There is no way to read Annie Jacobsen's Nuclear War: A Scenario and conclude other than that nuclear abolition should be a top priority for all world leaders. Nothing could be worth the risk to humanity of a highly emotional species, given to miscalculations, mistakes, and misunderstandings, possessing tens of thousands of the instruments of its own destruction.
A lot of people know about the Cuban Missile Crisis, or at least know enough to understand that in 1962 humanity stumbled to the very edge of mass suicide and nearly toppled over. But there have been dozens of other near-misses (or, as George Carlin would say, near-hits). We can't keep depending on luck to forestall armageddon.
Jacobson is as wonderful an audiobook narrator as she is a writer, but this is not an easy listen (I had to laugh at the end when she was reading the publisher’s boilerplate: “Audible hopes you have enjoyed Nuclear War…”). It feels extremely real (it is extremely real). I can barely imagine what it must have cost Jacobson to research and write this story.
I saw somewhere that Jacobson is adapting the book into a movie, with Denis Villeneuve attached to direct. That is great news. The more people who understand the reality of nuclear weapons, the better.

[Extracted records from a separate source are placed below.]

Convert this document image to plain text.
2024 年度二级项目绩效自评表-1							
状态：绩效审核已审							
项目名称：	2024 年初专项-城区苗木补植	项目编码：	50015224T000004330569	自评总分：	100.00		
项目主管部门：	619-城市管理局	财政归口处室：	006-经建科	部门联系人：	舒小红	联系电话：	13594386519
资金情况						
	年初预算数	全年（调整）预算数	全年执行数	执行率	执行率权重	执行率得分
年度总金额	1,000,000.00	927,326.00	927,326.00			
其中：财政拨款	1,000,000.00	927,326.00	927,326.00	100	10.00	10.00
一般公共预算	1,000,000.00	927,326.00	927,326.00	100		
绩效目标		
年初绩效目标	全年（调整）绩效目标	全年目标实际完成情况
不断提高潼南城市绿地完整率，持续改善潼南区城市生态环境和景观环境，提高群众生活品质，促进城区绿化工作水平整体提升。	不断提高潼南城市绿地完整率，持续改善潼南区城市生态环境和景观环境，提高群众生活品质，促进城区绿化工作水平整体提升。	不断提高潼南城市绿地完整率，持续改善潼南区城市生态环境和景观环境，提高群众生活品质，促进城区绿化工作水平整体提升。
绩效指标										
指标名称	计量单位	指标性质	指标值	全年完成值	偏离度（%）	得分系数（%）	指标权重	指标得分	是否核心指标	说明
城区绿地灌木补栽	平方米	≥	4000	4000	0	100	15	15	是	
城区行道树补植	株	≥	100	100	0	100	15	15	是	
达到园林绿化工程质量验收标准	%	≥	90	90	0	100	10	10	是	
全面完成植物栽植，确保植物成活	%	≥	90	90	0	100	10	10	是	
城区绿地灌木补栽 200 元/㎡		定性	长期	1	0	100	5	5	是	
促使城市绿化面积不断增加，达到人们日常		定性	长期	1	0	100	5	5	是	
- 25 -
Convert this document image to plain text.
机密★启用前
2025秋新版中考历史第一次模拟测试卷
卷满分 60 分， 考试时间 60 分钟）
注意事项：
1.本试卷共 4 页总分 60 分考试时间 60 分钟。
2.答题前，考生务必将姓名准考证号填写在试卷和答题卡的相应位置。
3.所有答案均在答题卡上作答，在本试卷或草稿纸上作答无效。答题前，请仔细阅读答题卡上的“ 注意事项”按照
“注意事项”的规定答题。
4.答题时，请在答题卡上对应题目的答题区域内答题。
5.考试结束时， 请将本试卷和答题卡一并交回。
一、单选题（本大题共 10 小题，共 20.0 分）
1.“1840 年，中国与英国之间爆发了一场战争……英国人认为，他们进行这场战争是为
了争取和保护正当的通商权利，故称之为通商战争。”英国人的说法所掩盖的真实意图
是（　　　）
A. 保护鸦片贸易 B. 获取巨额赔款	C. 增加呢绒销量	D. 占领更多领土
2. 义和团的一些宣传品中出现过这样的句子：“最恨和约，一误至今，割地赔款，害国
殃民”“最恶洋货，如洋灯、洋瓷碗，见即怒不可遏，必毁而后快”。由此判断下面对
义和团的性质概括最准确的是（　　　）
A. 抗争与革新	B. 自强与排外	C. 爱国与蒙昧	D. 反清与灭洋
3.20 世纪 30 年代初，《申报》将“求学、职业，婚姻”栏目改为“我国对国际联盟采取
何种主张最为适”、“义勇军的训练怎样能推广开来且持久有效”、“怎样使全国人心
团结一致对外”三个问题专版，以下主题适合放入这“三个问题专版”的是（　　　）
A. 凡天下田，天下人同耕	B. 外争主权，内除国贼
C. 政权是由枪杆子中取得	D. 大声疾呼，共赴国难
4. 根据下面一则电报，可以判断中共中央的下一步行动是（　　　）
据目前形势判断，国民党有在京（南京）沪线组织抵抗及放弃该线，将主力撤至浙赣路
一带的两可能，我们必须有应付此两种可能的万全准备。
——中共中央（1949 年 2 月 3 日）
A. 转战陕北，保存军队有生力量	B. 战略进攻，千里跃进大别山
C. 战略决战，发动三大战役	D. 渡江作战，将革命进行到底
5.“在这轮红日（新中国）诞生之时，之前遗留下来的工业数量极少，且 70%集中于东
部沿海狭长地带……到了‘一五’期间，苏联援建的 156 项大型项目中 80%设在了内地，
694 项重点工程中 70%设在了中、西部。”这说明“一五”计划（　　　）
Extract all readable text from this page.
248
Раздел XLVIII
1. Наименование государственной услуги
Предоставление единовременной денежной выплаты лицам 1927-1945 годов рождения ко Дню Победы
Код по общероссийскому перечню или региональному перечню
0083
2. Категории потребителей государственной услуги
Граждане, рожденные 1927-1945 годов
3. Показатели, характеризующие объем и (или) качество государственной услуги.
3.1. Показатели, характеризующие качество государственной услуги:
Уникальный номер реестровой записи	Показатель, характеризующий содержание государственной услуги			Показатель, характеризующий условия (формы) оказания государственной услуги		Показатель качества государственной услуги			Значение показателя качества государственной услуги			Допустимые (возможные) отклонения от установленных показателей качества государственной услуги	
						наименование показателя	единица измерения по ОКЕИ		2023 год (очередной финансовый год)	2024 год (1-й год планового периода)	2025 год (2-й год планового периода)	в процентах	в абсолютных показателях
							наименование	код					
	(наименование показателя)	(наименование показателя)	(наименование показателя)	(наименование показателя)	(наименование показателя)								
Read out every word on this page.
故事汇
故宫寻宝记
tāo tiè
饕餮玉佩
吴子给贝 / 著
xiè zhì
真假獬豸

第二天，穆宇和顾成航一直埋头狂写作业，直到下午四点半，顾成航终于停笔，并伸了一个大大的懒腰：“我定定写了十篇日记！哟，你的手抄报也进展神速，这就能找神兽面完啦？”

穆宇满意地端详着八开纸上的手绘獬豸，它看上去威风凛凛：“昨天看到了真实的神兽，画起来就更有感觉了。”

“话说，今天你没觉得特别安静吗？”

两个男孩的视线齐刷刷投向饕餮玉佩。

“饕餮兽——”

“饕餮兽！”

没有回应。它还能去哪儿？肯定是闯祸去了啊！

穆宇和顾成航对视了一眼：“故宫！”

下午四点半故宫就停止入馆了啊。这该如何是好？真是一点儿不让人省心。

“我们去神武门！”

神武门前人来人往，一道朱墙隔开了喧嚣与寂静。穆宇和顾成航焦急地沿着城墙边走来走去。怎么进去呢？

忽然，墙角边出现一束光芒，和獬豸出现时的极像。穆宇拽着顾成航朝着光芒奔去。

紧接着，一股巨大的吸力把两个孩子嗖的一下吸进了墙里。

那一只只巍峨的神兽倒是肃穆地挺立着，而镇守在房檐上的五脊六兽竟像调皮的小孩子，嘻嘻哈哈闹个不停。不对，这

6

Often these days when I hear belligerent rhetoric about China and Russia, my sense is that the people in the grip of this Manichean framework don't understand how close we are to ending it all. Some of the problem, I think, is that for whatever reason—ignorance, denial, misunderstanding the nature of nuclear command and control—too many people assume that nuclear war could just never happen. I hope this book will provide a corrective. Once these weapons are used, no one will remember the cause. No one will care. But the few starved and suffering survivors will wish we'd done something, anything—while we still could.